= Good tissue practice =

Good manufacturing practice enforced by US government

Good tissue practice (GTP) is one of the "GxP" requirements derived from good manufacturing practice. The rule was written and is enforced by the U.S. Food and Drug Administration (FDA), specifically the Center for Biologics Evaluation and Research. The authority for the regulation comes from the Public Health Service Act and all of the requirements relate to transmission of communicable disease, including bacterial or fungal contamination during processing.

It is generally used to mean the requirements of section 1271 of chapter 21 of the US Code of Federal Regulations, though the rule itself specifies that the GTP is only subpart D of that section.

The rules cover a broad variety of articles referred to as "HCT/Ps" for human cellular, tissue, and tissue-based products and the regulations cover more or less any cellular entity taken from a human and transplanted into another human. There are several exceptions in the rules for organ transplants, blood for transfusion, and other articles which already have established requirements.

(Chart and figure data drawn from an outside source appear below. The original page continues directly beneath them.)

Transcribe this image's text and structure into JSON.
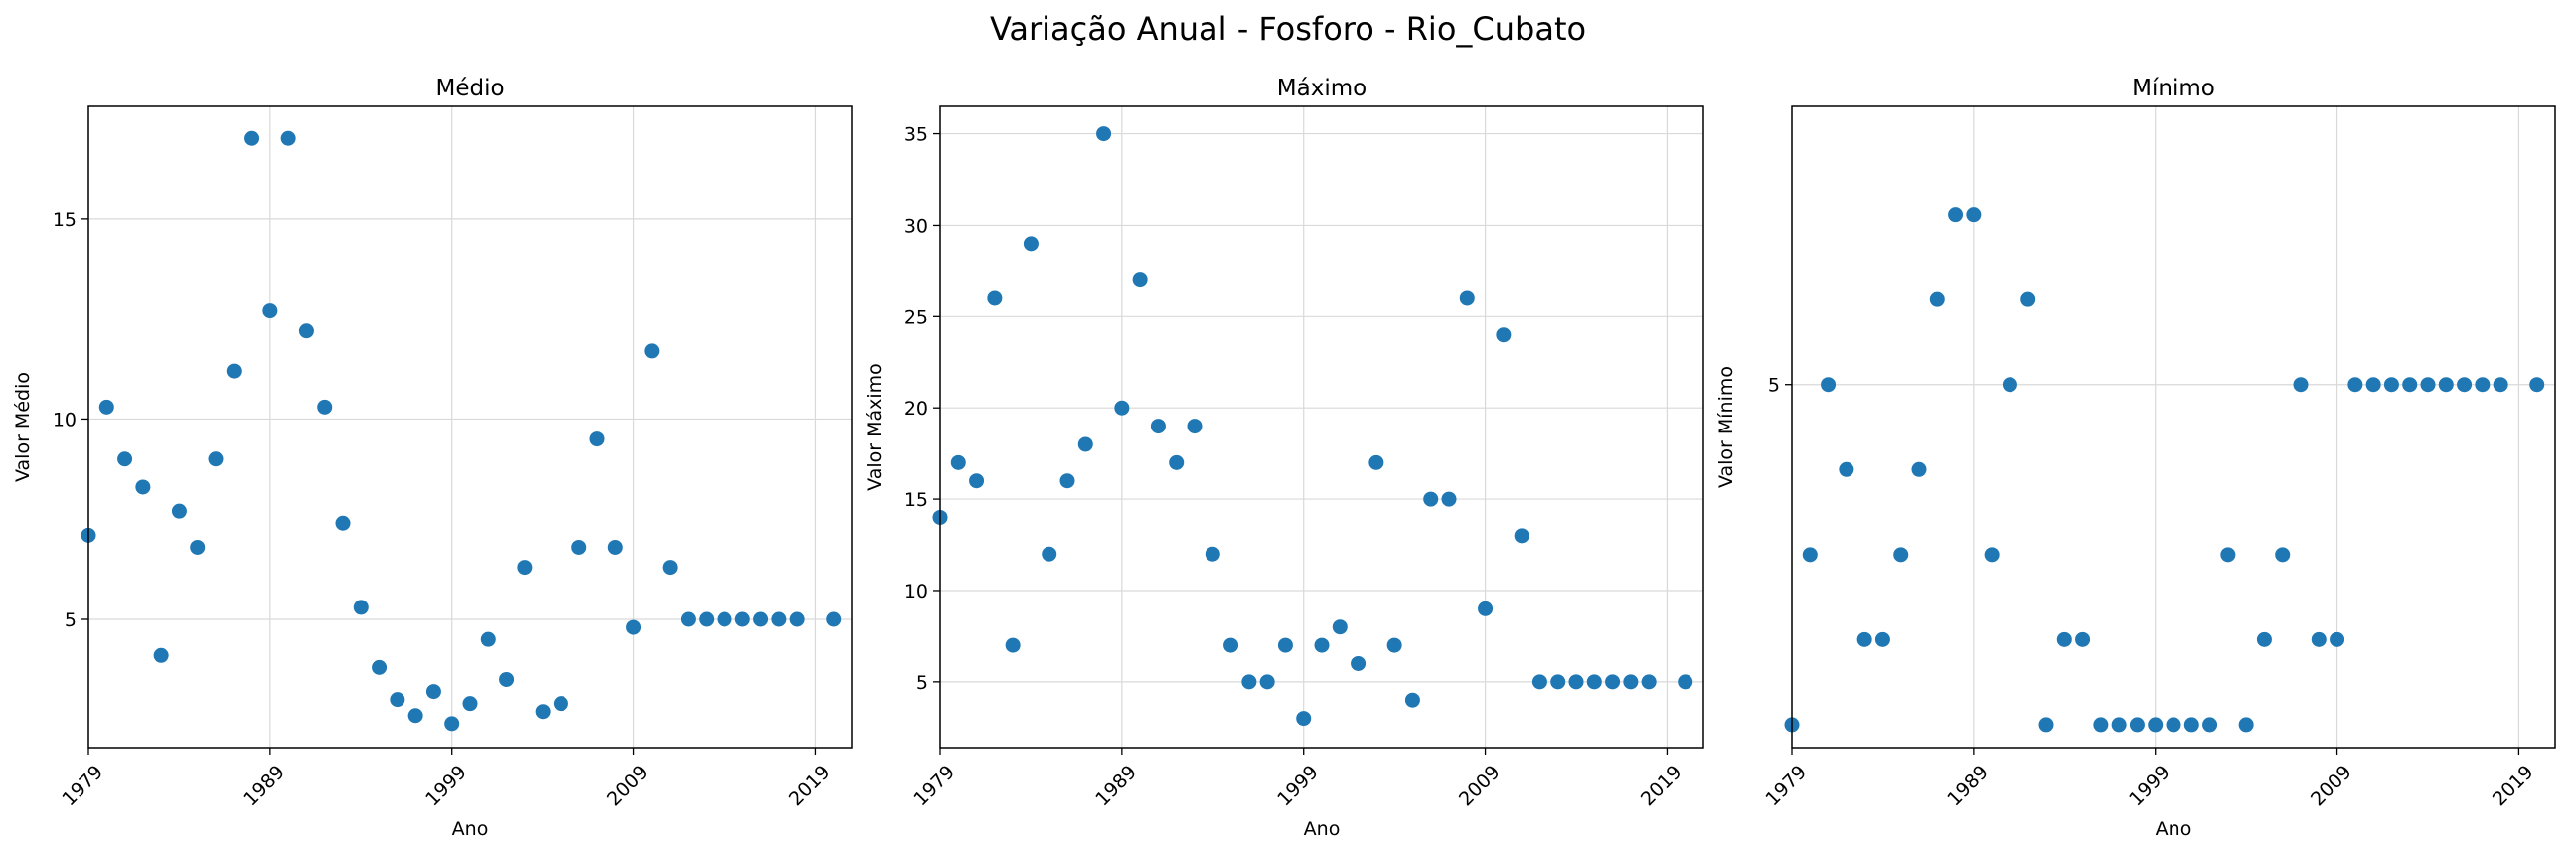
{
  "figure": {
    "title": "Variação Anual - Fosforo - Rio_Cubato"
  },
  "colors": {
    "point": "#1f77b4",
    "grid": "#d9d9d9",
    "axis": "#000000"
  },
  "chart_data": [
    {
      "type": "scatter",
      "title": "Médio",
      "xlabel": "Ano",
      "ylabel": "Valor Médio",
      "grid": true,
      "xlim": [
        1979,
        2021
      ],
      "ylim": [
        1.8,
        17.8
      ],
      "xticks": [
        "1979",
        "1989",
        "1999",
        "2009",
        "2019"
      ],
      "yticks": [
        "5",
        "10",
        "15"
      ],
      "series": [
        {
          "x": [
            1979,
            1980,
            1981,
            1982,
            1983,
            1984,
            1985,
            1986,
            1987,
            1988,
            1989,
            1990,
            1991,
            1992,
            1993,
            1994,
            1995,
            1996,
            1997,
            1998,
            1999,
            2000,
            2001,
            2002,
            2003,
            2004,
            2005,
            2006,
            2007,
            2008,
            2009,
            2010,
            2011,
            2012,
            2013,
            2014,
            2015,
            2016,
            2017,
            2018,
            2020
          ],
          "y": [
            7.1,
            10.3,
            9.0,
            8.3,
            4.1,
            7.7,
            6.8,
            9.0,
            11.2,
            17.0,
            12.7,
            17.0,
            12.2,
            10.3,
            7.4,
            5.3,
            3.8,
            3.0,
            2.6,
            3.2,
            2.4,
            2.9,
            4.5,
            3.5,
            6.3,
            2.7,
            2.9,
            6.8,
            9.5,
            6.8,
            4.8,
            11.7,
            6.3,
            5.0,
            5.0,
            5.0,
            5.0,
            5.0,
            5.0,
            5.0,
            5.0
          ]
        }
      ]
    },
    {
      "type": "scatter",
      "title": "Máximo",
      "xlabel": "Ano",
      "ylabel": "Valor Máximo",
      "grid": true,
      "xlim": [
        1979,
        2021
      ],
      "ylim": [
        1.4,
        36.5
      ],
      "xticks": [
        "1979",
        "1989",
        "1999",
        "2009",
        "2019"
      ],
      "yticks": [
        "5",
        "10",
        "15",
        "20",
        "25",
        "30",
        "35"
      ],
      "series": [
        {
          "x": [
            1979,
            1980,
            1981,
            1982,
            1983,
            1984,
            1985,
            1986,
            1987,
            1988,
            1989,
            1990,
            1991,
            1992,
            1993,
            1994,
            1995,
            1996,
            1997,
            1998,
            1999,
            2000,
            2001,
            2002,
            2003,
            2004,
            2005,
            2006,
            2007,
            2008,
            2009,
            2010,
            2011,
            2012,
            2013,
            2014,
            2015,
            2016,
            2017,
            2018,
            2020
          ],
          "y": [
            14,
            17,
            16,
            26,
            7,
            29,
            12,
            16,
            18,
            35,
            20,
            27,
            19,
            17,
            19,
            12,
            7,
            5,
            5,
            7,
            3,
            7,
            8,
            6,
            17,
            7,
            4,
            15,
            15,
            26,
            9,
            24,
            13,
            5,
            5,
            5,
            5,
            5,
            5,
            5,
            5
          ]
        }
      ]
    },
    {
      "type": "scatter",
      "title": "Mínimo",
      "xlabel": "Ano",
      "ylabel": "Valor Mínimo",
      "grid": true,
      "xlim": [
        1979,
        2021
      ],
      "ylim": [
        0.73,
        8.27
      ],
      "xticks": [
        "1979",
        "1989",
        "1999",
        "2009",
        "2019"
      ],
      "yticks": [
        "5"
      ],
      "series": [
        {
          "x": [
            1979,
            1980,
            1981,
            1982,
            1983,
            1984,
            1985,
            1986,
            1987,
            1988,
            1989,
            1990,
            1991,
            1992,
            1993,
            1994,
            1995,
            1996,
            1997,
            1998,
            1999,
            2000,
            2001,
            2002,
            2003,
            2004,
            2005,
            2006,
            2007,
            2008,
            2009,
            2010,
            2011,
            2012,
            2013,
            2014,
            2015,
            2016,
            2017,
            2018,
            2020
          ],
          "y": [
            1,
            3,
            5,
            4,
            2,
            2,
            3,
            4,
            6,
            7,
            7,
            3,
            5,
            6,
            1,
            2,
            2,
            1,
            1,
            1,
            1,
            1,
            1,
            1,
            3,
            1,
            2,
            3,
            5,
            2,
            2,
            5,
            5,
            5,
            5,
            5,
            5,
            5,
            5,
            5,
            5
          ]
        }
      ]
    }
  ]
}
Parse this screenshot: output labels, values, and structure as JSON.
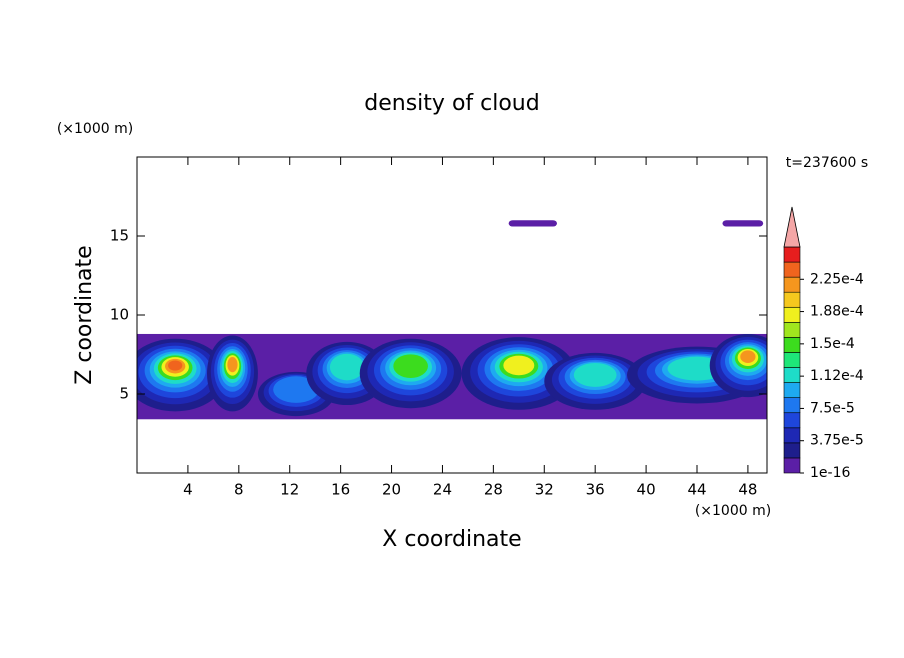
{
  "chart_data": {
    "type": "contour",
    "title": "density of cloud",
    "x_label": "X coordinate",
    "y_label": "Z coordinate",
    "x_unit": "(×1000 m)",
    "y_unit": "(×1000 m)",
    "time_label": "t=237600 s",
    "xlim": [
      0,
      49.5
    ],
    "ylim": [
      0,
      20
    ],
    "xticks": [
      4,
      8,
      12,
      16,
      20,
      24,
      28,
      32,
      36,
      40,
      44,
      48
    ],
    "yticks": [
      5,
      10,
      15
    ],
    "colorbar": {
      "lim": [
        0,
        0.0002625
      ],
      "colors": [
        "#5b1fa6",
        "#1e1e8c",
        "#1e28b4",
        "#1e46dc",
        "#1e78f0",
        "#1eaaf0",
        "#1edcc8",
        "#1ee678",
        "#3cdc1e",
        "#a0e61e",
        "#f0f01e",
        "#f5c81e",
        "#f5961e",
        "#f0641e",
        "#e61e1e"
      ],
      "extend_color": "#f4a6a6",
      "ticks": [
        {
          "value": 0,
          "label": "1e-16"
        },
        {
          "value": 3.75e-05,
          "label": "3.75e-5"
        },
        {
          "value": 7.5e-05,
          "label": "7.5e-5"
        },
        {
          "value": 0.0001125,
          "label": "1.12e-4"
        },
        {
          "value": 0.00015,
          "label": "1.5e-4"
        },
        {
          "value": 0.0001875,
          "label": "1.88e-4"
        },
        {
          "value": 0.000225,
          "label": "2.25e-4"
        }
      ]
    }
  }
}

The rules are an expansion and revision of the section 1270 of the same chapter and now cover a larger group of products. The most controversial products covered in these rules include stem cells and tissue used in reproductive medicine (assisted reproductive technology): sperm, oocytes, and embryos.

These rules only cover tissue which has not been significantly modified. Any major changes will make the product into either a drug or a medical device, though some of the rules in this section still apply to human-sourced drugs and medical devices.

The rules only affect products collected after May 25, 2005.

== FDA Draft Guidance January 2009 ==

In January 2009, FDA issued a new cGTP draft guidance for industry entitled "Current Good Tissue Practice (CGTP) and Additional Requirements for Manufacturers of Human Cells, Tissues and Cellular and Tissue-Based Products (HCT/Ps)".